Ptrack attempts to locate and mark all pitch periods in a waveform file. The location of each pitch period is stored in an output .pps file which ptrack creates using the basename of the .wav file being analyzed. Regions of speech identified as unvoiced are also marked in small arbitrary sized epochs corresponding in duration roughly to the durations of pitch periods in adjacent regions of voiced speech.
A two pass algorithm is used for the pitch tracking. In the first pass, F0 is estimated every 20 msec from a 40 msec window using a comb filtering algorithm to detect harmonic spacing. The F0 data are smoothed with a 5-point median filter and passed to the second stage analysis which attempts to locate the onset of each pitch period in the time-domain signal, constrained by the F0 information from the frequency-domain analysis. The time domain algorithm convolves a wavelet kernel function with the waveform which typically produces its strongest output at the positive-going onset of a pitch period.

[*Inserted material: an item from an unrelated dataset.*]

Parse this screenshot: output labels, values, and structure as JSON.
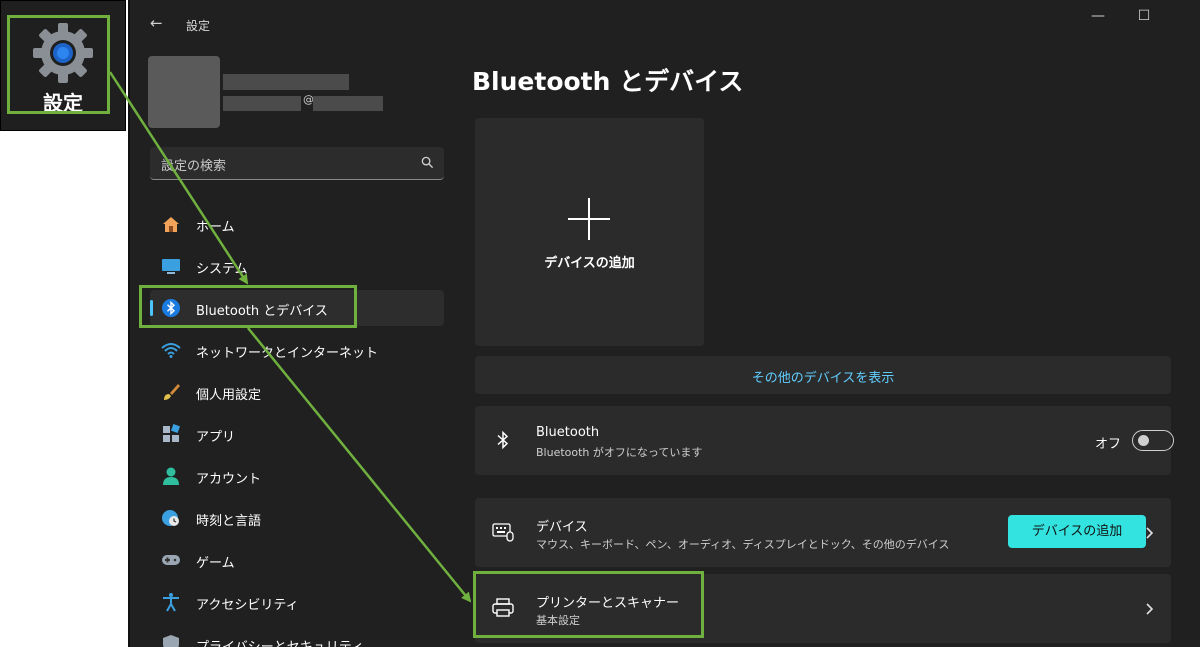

As pitch periods are detected, the shape of the wavelet is modified to optimize detection of local pitch periods. The success of this process depends crucially on the polarity of the speech waveform. By convention, we store speech wavforms with polarity such that the initial (usually steepest slope and/or highest amplitude) waveform excursion is positive-going. Waveforms not in this polarity should be inverted before attempting to use ptrack.
The Windows/DOS version requires the cwavwdll.dll, cudll.dll, and cdspdll.dll dynamic link libraries to run. These libraries should be istalled in the /Windows/System directory.
Unix versions require libcwav, libcdsp, and libcu shared libraries somewhere on your LD_LIBRARY path (or equivalent).